PARIS : C'est l'accusé du procès des attentats du 13 novembre 2015 en France qui n'a rien fait, rien vu, rien su... Mais la sincérité du Pakistanais Muhammad Usman a été sérieusement remise en cause jeudi après la déposition d'un témoin, pourtant cité par la défense.
Mohamed Bakkali, le logisticien présumé des attentats du 13-Novembre, continuant de se murer dans le silence, la cour d'assises spéciale a entendu à sa place Raphaële C., l'ancienne directrice du quartier d’évaluation de la radicalisation (QER) de Fleury-Mérogis, où a été détenu Muhammad Usman.
Les QER, créés à la suite des attentats de 2015, ont pour mission d'évaluer le degré de radicalisation des détenus condamnés pour des faits de terrorisme islamiste. Muhammad Usman y est passé de la mi-février à la mi-mars 2020.
À la barre, Raphaële C. décrit un homme "correct" et "respectueux", "parfois influençable".
Muhammad Usman possède de "faibles connaissances religieuses", explique-t-elle. Il ne semble "pas ancré dans une idéologie violente".
Lors de son interrogatoire mardi, Muhammad Usman s'était efforcé de minimiser son engagement au sein du groupe Etat islamique (EI). S'il a reconnu avoir rejoint la Syrie en 2015 et s'être rendu à Falloujah en Irak, il a soutenu n'y avoir "rien fait".
Revenu en Syrie à Raqqa, la "capitale" de l'EI, il sera recruté, avec l'Algérien Adel Haddadi et les deux kamikazes irakiens du Stade de France, pour commettre un attentat-suicide en France. Interrogé à ce sujet, Muhammad Usman était resté vague en assurant qu'il n'avait jamais combattu et ne savait pas pourquoi il avait été recruté.
Muhammad Usman n'a pas réussi à rejoindre la France avec les autres membres des commandos.
Interpellé en Grèce avec Adel Haddadi en octobre 2015, il y sera détenu un mois avant de reprendre la route et d'être à nouveau arrêté en Autriche en décembre, un mois après les attentats.
Pour Raphaële C., l'accusé a une vision du monde assez "immature, enfantine". C'est un "naïf" qui "aurait pu faire une proie facile pour l'Etat islamique".

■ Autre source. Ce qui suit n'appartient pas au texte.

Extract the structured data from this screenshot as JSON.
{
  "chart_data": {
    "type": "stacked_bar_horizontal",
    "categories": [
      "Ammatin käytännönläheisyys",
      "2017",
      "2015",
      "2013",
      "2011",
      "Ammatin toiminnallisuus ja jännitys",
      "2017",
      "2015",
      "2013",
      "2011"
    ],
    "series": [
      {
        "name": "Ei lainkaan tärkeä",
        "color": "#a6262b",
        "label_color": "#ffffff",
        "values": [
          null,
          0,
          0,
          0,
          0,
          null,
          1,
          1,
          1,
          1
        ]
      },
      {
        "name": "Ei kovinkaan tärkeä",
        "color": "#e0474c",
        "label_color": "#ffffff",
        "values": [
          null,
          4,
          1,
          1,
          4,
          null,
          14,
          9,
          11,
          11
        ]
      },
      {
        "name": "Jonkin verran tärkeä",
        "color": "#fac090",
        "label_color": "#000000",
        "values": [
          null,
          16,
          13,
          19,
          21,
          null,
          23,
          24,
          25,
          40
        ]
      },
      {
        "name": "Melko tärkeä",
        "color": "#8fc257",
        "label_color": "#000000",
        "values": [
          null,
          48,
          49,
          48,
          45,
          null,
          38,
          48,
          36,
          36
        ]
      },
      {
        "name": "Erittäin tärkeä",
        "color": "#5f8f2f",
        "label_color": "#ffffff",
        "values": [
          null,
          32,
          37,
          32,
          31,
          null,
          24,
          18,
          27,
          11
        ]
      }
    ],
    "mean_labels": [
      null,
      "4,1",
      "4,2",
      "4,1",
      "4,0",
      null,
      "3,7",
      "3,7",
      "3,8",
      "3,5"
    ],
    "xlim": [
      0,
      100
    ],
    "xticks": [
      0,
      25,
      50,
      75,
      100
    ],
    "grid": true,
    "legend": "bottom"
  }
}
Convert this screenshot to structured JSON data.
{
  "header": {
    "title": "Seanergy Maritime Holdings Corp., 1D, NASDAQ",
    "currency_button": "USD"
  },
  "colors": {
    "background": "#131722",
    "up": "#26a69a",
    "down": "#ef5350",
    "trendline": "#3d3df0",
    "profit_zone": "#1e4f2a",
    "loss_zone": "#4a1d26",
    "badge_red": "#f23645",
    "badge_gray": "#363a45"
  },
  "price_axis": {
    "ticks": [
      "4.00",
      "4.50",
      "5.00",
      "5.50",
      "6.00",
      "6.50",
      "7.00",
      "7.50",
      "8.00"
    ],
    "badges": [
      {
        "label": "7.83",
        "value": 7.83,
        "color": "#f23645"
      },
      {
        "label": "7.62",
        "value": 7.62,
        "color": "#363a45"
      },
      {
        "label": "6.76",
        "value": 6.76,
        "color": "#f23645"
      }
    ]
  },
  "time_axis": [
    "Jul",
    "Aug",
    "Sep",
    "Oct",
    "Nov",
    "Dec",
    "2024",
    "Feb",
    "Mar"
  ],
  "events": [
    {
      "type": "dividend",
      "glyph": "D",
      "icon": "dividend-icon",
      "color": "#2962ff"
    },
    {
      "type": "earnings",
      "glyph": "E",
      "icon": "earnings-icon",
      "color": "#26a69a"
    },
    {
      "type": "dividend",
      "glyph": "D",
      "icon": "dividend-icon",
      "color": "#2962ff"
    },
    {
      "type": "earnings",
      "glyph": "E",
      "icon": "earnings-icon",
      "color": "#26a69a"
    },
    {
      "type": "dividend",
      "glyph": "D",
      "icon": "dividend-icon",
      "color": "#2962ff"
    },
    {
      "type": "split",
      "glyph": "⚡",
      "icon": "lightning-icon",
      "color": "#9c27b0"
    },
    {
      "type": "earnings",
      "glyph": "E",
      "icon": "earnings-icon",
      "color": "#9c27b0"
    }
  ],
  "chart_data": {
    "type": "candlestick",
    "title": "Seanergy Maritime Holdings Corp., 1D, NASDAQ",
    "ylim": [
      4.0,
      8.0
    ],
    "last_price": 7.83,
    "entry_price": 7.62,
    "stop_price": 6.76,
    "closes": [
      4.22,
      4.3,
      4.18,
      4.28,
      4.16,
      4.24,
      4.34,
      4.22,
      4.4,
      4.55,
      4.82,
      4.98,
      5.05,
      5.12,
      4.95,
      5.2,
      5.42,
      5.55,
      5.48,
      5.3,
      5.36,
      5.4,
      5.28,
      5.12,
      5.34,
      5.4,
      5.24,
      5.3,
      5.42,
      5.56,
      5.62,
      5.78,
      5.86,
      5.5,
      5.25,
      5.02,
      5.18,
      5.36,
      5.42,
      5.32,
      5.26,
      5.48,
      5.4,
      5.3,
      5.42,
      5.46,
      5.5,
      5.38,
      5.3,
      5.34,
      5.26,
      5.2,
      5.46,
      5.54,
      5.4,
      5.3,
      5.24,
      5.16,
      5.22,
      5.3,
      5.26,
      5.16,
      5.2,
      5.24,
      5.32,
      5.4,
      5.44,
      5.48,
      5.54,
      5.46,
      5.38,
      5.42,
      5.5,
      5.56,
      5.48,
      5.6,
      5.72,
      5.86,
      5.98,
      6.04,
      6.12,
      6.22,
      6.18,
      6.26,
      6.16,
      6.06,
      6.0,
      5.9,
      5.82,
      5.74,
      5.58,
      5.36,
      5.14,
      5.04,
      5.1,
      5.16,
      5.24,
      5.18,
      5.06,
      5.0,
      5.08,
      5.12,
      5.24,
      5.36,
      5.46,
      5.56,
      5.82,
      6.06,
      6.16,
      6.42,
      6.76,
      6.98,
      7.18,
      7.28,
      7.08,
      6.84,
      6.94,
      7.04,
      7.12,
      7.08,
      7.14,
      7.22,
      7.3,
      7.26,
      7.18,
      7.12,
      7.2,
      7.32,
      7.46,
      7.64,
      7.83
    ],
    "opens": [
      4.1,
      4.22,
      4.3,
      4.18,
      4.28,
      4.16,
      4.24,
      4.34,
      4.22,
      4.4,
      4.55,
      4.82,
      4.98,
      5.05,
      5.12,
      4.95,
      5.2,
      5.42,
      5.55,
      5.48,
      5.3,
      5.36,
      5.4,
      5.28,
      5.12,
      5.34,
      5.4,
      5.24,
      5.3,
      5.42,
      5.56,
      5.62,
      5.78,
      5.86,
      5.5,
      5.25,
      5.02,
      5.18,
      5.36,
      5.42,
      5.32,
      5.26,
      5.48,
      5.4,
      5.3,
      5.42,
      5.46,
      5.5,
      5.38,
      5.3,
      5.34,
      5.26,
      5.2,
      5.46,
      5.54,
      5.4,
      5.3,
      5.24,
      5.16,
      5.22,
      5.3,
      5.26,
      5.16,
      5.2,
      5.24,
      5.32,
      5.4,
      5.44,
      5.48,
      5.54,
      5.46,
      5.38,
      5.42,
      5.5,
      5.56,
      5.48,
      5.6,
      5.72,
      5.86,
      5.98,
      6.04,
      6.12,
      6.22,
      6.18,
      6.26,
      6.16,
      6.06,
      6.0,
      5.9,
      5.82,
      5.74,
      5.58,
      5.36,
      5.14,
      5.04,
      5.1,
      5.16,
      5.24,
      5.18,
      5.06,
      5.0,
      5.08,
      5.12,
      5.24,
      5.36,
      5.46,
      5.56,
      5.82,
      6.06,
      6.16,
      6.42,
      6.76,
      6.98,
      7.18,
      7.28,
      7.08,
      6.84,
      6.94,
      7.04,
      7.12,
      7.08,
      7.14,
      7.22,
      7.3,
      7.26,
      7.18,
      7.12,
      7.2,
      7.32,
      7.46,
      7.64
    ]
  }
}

M. Usman a fait part de son "désengagement total" par rapport à l'idéologie de l'EI, poursuit-elle. "M. Usman portait beaucoup de paroles de regrets".
Juste «une hypothèse»
Dans quelle langue parliez-vous avec M. Usman, veut savoir le président. En français, répond le témoin. "En raison de la crise sanitaire, on n'avait pas d'interprète en ourdou", précise-t-elle.
Or, si M. Usman parle un peu le français, qu'il a appris en détention, son interrogatoire a démontré qu'il lui était difficile de se passer d'un interprète pour s'exprimer.
L'avocate générale Camille Hennetier aimerait savoir comment est déterminée la sincérité d'un détenu au QER.
"Par les faits observés, les appels téléphoniques, les courriers, les échanges avec les familles", détaille Mme C.
"Mais, dans le cas de M. Usman, il n'y avait pas tout ça ! Pas de parloirs, pas de courriers... Comment huit entretiens en langue française avec lui vous permettent d'attester de sa sincérité ?", insiste l'avocate générale. "On était dans l'hypothèse", admet le témoin.
Les avocats des parties civiles s'engouffrent dans la brèche. Comment peut-on dire que l'accusé à une faible connaissance religieuse alors qu'il a étudié six ans dans une madrasa (école coranique), s'interroge Me Sylvie Topaloff.
"C'est une information transmise par un imam qui l'a vu en entretien", répond le témoin, qui confirme n'avoir pas eu accès au dossier de l'accusé.
"Les madrasas sont des écoles d'endoctrinement qui se félicitent d'avoir formé les cadres talibans", insiste l'avocate. "Vous l'avez cru ? Vous le croyez quand vous dites qu'il est dans une posture de repentir ?", poursuit l'avocate. "Non, c'est une hypothèse", répète une nouvelle fois le témoin.
Un autre avocat des parties civiles, Antoine Casubolo-Ferro, s'interroge sur l'aspect "influençable" de l'accusé. "Qu'est-ce que ça peut nous dire de sa dangerosité une fois en liberté ?", demande-t-il. Mme C. reconnaît que son rapport ne concerne que la période de détention et pas la suite.
"Quel crédit peut-on apporter au rapport du QER sur M. Usman ?", poursuit Me Casubolo-Ferro. "On n'est pas là pour chercher la vérité", concède le témoin.